Бодрых гребцов возбуждая, велел Телемах им скорее
Снасти устроить; ему повинуясь, сосновую мачту
Подняли разом они и, глубоко в гнездо водрузивши,
В нем утвердили ее, а с боков натянули веревки;
Белый потом привязали ремнями плетеными парус;
Ветром наполнившись, он поднялся, и пурпурные волны
Звучно под килем потекшего в них корабля зашумели;
Он же бежал по волнам, разгребая себе в них дорогу
Гомер. Одиссея. Песнь II: 421–429. Перевод В. А. Жуковского.
Томик Гомера с «Илиадой» и «Одиссеей» Врубель всегда возил с собой, его любимая книга известна.

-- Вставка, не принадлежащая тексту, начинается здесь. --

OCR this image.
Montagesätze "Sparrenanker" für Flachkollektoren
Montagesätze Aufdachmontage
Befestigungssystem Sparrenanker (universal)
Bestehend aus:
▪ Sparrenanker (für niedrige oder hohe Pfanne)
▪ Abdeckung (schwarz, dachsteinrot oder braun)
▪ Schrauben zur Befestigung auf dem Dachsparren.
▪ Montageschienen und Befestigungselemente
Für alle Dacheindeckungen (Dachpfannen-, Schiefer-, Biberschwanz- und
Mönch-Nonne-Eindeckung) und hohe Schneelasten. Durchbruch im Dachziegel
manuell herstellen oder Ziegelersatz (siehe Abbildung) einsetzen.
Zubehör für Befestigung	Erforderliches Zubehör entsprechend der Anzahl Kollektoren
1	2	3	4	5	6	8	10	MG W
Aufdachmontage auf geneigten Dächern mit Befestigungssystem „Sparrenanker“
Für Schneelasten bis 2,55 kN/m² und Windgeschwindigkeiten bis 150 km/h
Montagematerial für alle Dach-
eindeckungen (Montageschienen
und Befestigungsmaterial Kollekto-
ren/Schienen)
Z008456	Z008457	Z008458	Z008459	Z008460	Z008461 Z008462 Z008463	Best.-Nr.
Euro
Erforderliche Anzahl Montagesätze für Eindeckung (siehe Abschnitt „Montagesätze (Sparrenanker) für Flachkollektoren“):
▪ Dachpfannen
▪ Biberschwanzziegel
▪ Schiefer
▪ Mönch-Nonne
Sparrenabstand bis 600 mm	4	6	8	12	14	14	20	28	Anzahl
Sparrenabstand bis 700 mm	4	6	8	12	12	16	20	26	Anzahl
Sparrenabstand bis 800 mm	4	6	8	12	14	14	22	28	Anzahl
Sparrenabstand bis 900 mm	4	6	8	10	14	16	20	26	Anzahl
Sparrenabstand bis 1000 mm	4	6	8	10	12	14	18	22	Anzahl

Соученикам его в те годы полагалось любить другие сочинения. Они и любили, увлеченно штудировали Генри Бокля или Чарлза Дарвина, напрочь отвергая «все то, что понимается под словом „художественно“». Потому что, разъясняет юношам в повести Гарина вдумчивый и серьезный, чистейшей души студент университета, «в погоне за этой красотой гибнет знание». Человек же (имеется в виду поэт), вместо того чтобы осмысливать жизнь «в систематичном изложении постоянно накопляющегося, неотразимого вывода», занят невесть чем — «сидит болваном и ждет, пока его идиот Аполлон потащит в широкошумные дубравы… пакость! Уж если этакому болвану охота время свое тратить, так и пусть его, ну, а читать его ерунду прямо уж преступление…». Много смешного, но была здесь своя правда. Честного, прямого взгляда на мир в России вечно недоставало. Увлечение молодежи ясностью рациональных конструкций понятно.
Остается представить, как на фоне объединявшего развитых гимназистов страстного материализма и дружной ученической ненависти к латыни — шесть часов в неделю, четвертая часть времени пропадает! обидное унижение! шутовской предмет! — выглядела позиция стойкого классициста Врубеля, ублажавшего себя в свободное время чтением древних греков и латинян.
Был, однако, тогда среди современных писателей общий кумир, на котором сходились юные адепты Писарева, поклонник Гомера, их родители и вообще россияне обоего пола, всякого возраста и звания. Попробуйте угадать, кто это: Достоевский, Лев Толстой, Эмиль Золя?.. Угадать невозможно. Имя кумира — Шпильгаген. Ныне известный лишь историкам литературы, а когда-то обходивший по тиражам и библиотечной статистике всех авторов прошлого и настоящего немецкий писатель Фридрих Шпильгаген.
Сложно прочувствовать, чем так пленяли его толстенные романы, особенно тот, что назывался у него «В строю», а в русском переводе «Один в поле не воин». Сегодня дочитать этот томище, не утонув в безбрежных водах его риторики, непросто, а ведь читали, еще как! Упивались. Налицо, конечно, востребованная идейная насыщенность повествования, взгляды автора, разочарованного неудачей революции 1848 года, определенные параллели печального положения общества в полицейском режиме Пруссии и России, да и художественный принцип «натуральной, строгой объективности» добросовестно исполнял заявку времени. Без того вряд ли этот роман Шпильгагена кроме радикальной молодежи, вносившей его в свои «каталоги систематического чтения» наряду с «Историческими письмами» Петра Лаврова и статьями Николая Добролюбова, равно восхищал бы совсем юного тогда сладкоголосого лирика Семена Надсона и многоопытного, пронзительно зоркого Салтыкова-Щедрина, молодых Леонида Андреева и Василия Розанова. Роман с призывом к некоей свободе на базе высоконравственного гуманизма вполне годился также для уютных семейных чтений.